You are sitting in a stopped car on a hill that is inclined at an angle of 52.7o with respect to the vertical. The combined mass of you and the car is 4270 kg.

You push down on the gas pedal and begin to travel up the hill. After 17.3 s have elapsed, your height has increased by 194 m.

Assuming that the frictional force was constant as you drove up the hill, what was the magnitude of the frictional force from the road on the car's tires?

 

[Nate810]

To solve this problem, you need to use Newton's Second Law and the equation F=ma. Newton's Second Law states that "the rate of change of momentum of a body is proportional to the net force acting on it and takes place in the direction of the force". In this case, the force that is acting on the car is the friction force from the road on the car's tires, so we can re-write the equation as Ffriction = ma. We can then solve for the magnitude of the frictional force by rearranging the equation: Ffriction = m(a) = (4270 kg)(a). Now, since you know the acceleration (a) of the car, you can substitute that into the equation. Since the height has increased by 194 m after 17.3s have elapsed, the acceleration of the car must be 11.2 m/s2. Therefore, the magnitude of the frictional force from the road on the car's tires is 47,744 N.

 

[quicknote]

First of all, it is important to understand the concept of frictional force. Frictional force is the force that opposes the motion of an object when it is in contact with another surface. In this case, the frictional force is the force that the road exerts on the car's tires as it moves up the inclined hill.

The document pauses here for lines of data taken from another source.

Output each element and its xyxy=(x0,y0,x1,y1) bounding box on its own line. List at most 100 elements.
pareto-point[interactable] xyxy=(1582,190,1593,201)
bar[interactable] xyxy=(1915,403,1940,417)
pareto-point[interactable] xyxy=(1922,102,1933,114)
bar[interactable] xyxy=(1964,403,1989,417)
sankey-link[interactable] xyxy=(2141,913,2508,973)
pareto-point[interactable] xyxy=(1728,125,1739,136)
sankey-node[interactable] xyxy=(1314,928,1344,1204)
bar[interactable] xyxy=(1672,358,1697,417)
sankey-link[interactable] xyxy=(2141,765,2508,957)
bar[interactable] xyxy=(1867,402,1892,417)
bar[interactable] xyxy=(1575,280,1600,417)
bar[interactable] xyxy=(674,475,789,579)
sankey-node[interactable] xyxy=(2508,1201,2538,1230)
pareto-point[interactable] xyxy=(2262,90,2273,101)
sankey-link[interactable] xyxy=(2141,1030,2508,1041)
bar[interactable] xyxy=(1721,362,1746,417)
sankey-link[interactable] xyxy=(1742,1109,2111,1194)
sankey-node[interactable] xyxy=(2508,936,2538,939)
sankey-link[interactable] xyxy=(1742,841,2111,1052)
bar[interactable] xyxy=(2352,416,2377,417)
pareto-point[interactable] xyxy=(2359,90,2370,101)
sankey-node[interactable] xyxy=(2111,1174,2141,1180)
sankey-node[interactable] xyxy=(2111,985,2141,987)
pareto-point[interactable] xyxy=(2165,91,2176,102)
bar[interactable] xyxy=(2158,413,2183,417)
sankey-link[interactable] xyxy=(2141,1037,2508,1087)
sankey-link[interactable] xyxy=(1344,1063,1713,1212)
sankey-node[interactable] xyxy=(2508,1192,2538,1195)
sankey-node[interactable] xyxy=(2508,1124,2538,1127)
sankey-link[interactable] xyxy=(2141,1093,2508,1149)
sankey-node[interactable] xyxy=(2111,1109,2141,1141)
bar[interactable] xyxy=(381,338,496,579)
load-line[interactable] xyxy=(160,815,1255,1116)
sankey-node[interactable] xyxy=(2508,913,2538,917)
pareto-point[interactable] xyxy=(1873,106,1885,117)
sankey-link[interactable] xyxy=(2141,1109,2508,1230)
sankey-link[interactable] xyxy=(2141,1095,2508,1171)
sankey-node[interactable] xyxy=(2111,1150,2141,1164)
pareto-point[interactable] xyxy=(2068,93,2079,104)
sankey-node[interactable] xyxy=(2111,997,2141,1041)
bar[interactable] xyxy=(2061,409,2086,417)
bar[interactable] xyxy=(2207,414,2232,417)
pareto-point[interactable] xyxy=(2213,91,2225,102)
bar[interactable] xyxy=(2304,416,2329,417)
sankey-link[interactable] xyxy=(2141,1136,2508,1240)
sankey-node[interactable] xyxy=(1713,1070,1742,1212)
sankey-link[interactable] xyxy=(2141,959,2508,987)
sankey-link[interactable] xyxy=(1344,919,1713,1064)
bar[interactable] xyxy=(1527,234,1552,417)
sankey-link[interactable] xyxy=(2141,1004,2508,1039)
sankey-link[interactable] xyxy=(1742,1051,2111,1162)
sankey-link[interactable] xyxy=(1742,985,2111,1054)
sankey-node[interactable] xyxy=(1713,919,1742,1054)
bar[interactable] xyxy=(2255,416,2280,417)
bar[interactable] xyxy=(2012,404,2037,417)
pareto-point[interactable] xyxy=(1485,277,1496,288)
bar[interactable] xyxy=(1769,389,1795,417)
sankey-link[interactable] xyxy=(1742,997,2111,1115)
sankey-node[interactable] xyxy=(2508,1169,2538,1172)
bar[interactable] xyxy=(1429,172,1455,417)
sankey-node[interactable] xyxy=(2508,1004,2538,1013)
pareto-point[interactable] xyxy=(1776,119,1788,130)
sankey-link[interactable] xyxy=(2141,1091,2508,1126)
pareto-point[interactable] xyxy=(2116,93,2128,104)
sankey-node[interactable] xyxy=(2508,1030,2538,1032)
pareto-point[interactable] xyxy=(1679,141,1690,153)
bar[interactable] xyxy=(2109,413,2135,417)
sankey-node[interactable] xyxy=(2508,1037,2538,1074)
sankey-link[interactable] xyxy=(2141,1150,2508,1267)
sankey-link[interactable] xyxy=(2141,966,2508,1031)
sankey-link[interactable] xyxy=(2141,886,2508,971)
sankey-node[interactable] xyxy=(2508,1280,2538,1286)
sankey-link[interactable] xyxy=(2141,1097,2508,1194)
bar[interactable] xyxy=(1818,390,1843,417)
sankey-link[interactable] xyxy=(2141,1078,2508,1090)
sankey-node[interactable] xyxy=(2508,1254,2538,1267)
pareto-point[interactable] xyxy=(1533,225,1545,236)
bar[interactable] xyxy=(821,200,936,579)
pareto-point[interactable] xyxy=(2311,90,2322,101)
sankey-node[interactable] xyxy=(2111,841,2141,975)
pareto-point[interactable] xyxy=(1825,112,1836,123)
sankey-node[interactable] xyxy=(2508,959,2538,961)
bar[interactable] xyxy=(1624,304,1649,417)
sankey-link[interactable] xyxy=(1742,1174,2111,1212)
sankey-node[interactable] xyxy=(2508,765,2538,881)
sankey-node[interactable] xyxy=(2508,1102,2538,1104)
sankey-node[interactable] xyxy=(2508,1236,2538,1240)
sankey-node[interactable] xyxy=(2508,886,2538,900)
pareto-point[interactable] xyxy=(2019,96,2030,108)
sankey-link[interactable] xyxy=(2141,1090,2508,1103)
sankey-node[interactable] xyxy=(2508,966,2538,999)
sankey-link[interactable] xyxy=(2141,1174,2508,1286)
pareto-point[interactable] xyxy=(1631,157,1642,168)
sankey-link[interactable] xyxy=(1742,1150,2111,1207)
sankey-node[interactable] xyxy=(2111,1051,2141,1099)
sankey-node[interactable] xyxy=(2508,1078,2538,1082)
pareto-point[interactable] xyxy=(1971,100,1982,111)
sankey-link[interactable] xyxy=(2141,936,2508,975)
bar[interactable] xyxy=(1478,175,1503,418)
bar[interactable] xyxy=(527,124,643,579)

To calculate the frictional force, we need to use the formula F = μN, where F is the frictional force, μ is the coefficient of friction, and N is the normal force. The normal force is the force that the road exerts on the car perpendicular to its surface.

In this problem, we are given the angle of inclination, the time elapsed, and the change in height. To find the normal force, we can use the formula N = mgcosθ, where m is the mass of the car and g is the acceleration due to gravity (9.8 m/s^2). Plugging in the values, we get N = (4270 kg)(9.8 m/s^2)cos(52.7o) = 2.9 x 10^4 N.

Next, we need to find the coefficient of friction. This value depends on the type of surface in contact and the materials involved. Without knowing this information, we cannot accurately calculate the frictional force. However, we can make an assumption and use a typical coefficient of friction for a car on a dry road, which is around 0.7.

Finally, we can plug in all the values into the formula F = μN to find the frictional force. F = (0.7)(2.9 x 10^4 N) = 2.0 x 10^4 N. This is the magnitude of the frictional force from the road on the car's tires.

In summary, to calculate the frictional force driving up an inclined hill for a 4270 kg car, we need to use the formula F = μN, where N = mgcosθ and μ is the coefficient of friction. Without knowing the coefficient of friction, we can only make an assumption and use a typical value to get an estimate of the frictional force. I hope this explanation helps in understanding the concept and solving the problem.